Uwe Tellkamp: “Der Schlaf in den Uhren”

Rezension von Uwe Tellkamp: "Der Schlaf in den Uhren"
Ermüdender magischer Realismus

Ausführlicher und detaillierter vielleicht hier: https://kommunikativeslesen.com/2022/…

Uwe Tellkamp ist bewusst oder unbewusst in die Fußstapfen von Günther Grass getreten. Mit „Der Turm“ legte er eine glasklare Fortschreibung und Fortsetzung von „Ein weites Feld“ vor. Als Chronist der deutschen Nachkriegsgeschichte arbeitete er sich bislang an den disparaten Welten und sozialen Prozessen ab wie seiner Zeit Grass, der ebenfalls zu allen Themen und aktuellen Problemzonen einen Roman verfasst hat. Tellkamp geht mit „Der Schlaf in den Uhren“ nun neue Wege, die die engen narrativen Bahnen eines an Theodor Fontane angelegten narrativen Realismus weit hinter sich lassen. In seinem Roman geht es nämlich nicht um die Bundesrepublik Deutschland, noch um die Deutsche Demokratische Republik, sondern um ein chimärisches Spiegelbild namens Treva, Argo und Brenta, in welchem »das Mammut«, »General«, »das Fossil«, »Außen Eins« und »Außen Zwei« der trevischen Nachrichtenagentur und die Tausendundeinenacht-Abteilung auf der »Kohleninsel« samt der »Dunkelgrauen« und »Hellgrauen Eminenz« ihr Unwesen treiben:

„Die Kohleninsel ein Labyrinth zu nennen wäre untertrieben, es gibt Labyrinthe auf mehreren vertikalen und horizontalen Ebenen, die den Archipelagus durchziehen, wie wir unser Gebiet vorzugsweise nennen. Der einfache und Staatsname erscheint uns unpassend und allzu oberflächlich.“

Uwe Tellkamp aus: “Der Schlaf in den Uhren”

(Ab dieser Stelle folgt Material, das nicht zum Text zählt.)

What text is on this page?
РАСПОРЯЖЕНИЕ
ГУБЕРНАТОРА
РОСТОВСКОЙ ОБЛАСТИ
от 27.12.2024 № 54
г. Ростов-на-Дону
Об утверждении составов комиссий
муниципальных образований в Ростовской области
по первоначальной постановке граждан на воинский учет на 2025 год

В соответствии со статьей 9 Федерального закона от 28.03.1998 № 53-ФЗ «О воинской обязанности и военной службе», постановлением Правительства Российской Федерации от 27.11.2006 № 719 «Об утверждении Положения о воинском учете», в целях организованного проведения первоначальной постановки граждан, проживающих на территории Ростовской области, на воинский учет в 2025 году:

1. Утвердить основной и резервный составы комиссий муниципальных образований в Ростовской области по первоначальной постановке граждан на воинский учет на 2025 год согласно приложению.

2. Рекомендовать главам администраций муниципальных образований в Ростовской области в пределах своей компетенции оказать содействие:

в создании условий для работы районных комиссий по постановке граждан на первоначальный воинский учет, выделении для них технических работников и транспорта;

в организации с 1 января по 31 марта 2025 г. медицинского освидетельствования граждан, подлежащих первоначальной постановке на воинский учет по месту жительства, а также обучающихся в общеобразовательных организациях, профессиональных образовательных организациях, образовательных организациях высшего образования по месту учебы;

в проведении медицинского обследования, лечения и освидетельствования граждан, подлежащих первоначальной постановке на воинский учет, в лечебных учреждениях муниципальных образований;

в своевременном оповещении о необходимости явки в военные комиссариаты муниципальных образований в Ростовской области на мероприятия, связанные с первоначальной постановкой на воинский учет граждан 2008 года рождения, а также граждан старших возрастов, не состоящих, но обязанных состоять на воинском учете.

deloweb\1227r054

Im Sinne des magischen Realismus bedient sich Tellkamp hyperbolischen Metaphern und Chiffren, um der Darstellung der Gegenwart näherzukommen. Wie Ernesto Sabato oder Gabriel García Márquez in „Hundert Jahre Einsamkeit“ verwischt er die Grenzen zwischen Chronik, Reportage und Phantastik, um die vieldeutigen Ebenen aktueller Bezüge in holistischer Mehrdimensionalität darstellen zu können. Das Ergebnis erhält Kafkaeske Strukturen, unheimliche Sequenzen, und auseinanderlaufende und wieder zu sich zurückfindende Selbstbezüge, die der erinnernde Ich-Erzähler nachgeht, um sich wieder einen Überblick zu verschaffen, in einer komplex gewordenen, chaotisch werdenden Welt zurechtzufinden.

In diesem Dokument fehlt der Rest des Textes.